Ex-Minister of the Interior Päivi Räsänen (CD) has voiced her reservations about the idea of granting unsuccessful asylum seekers temporary residence permits.
Members of the Green League, Left Alliance, Social Democrats and Swedish People’s Party, in particular, have recently demanded that the temporary permits be re-instated as an alternative to forced returns, arguing that many asylum seekers are finding themselves in an intolerable situation in Finland.
The temporary permits were abolished in 2015, Räsänen’s final year as the Minister of the Interior.
She explains that section 51 of the aliens act, which lays out the grounds for granting residence permits to aliens in the event of inability to leave the country, was ambiguous to the extent that it became unclear whether or not unsuccessful asylum seekers could be returned to countries that refused to receive forced returnees -- Afghanistan, Iraq and Somalia.

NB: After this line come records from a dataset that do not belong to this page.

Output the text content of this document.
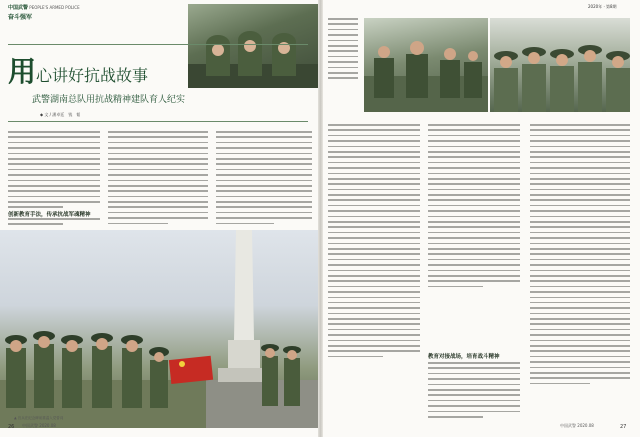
中国武警 PEOPLE'S ARMED POLICE
奋斗强军
用心讲好抗战故事
武警湖南总队用抗战精神建队育人纪实
◆ 文 / 潘卓廷　钱　韬
创新教育手法，传承抗战军魂精神
▲ 官兵在纪念碑前重温入党誓词
26 中国武警 2020.08
2020年 · 第8期
教育对接战场，培育战斗精神
中国武警 2020.08	27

The Supreme Administrative Court (KHO) ultimately ruled that the legislation provides no grounds for enforcing forced returns to such countries and that, as a result, unsuccessful applicants from such countries should be granted temporary residence permits. The legislation also stipulated that the applicants were to be provided with reception services and became eligible for a permanent residence permit after a two-year residence in Finland.
“It would’ve been possible to get a residence permit simply by announcing that you’ll refuse to leave. It was an impossible situation,” Räsänen summarises in an interview with Uusi Suomi, reminding that unsuccessful asylum applicants are by definition not in need of international protection.
“If we hadn’t revised the law, it would’ve basically rendered the asylum procedure of officials completely needless. Our doors would’ve been wide open for asylum seekers from countries that don’t receive so-called forced returnees. Our capacity couldn’t have handled that.”
Räsänen estimates that the availability of temporary residence permits would also effectively serve as a pull factor. Had it not been for the decision to abolish temporary permits, she speculates, the number of asylum seekers could have risen even higher in Finland in 2015. The country received more than 30,000 asylum applications in 2015.
“I personally think it was very good that we changed the law in time, even though we at the time weren’t anticipating such a high number of asylum applicants in 2015. Otherwise there would’ve been many more of them,” she predicts.
Finland, she adds, must focus its resources on integrating and looking after the asylum applicants who receive a positive decision and are in need of international protection. “We have no option but to trust our officials and the justice system. It’s possible to appeal all the way to the Supreme Administrative Court,” reminds Räsänen.
She also stresses that she is a supporter of both humane immigration policies and proposals to raise the refugee quota.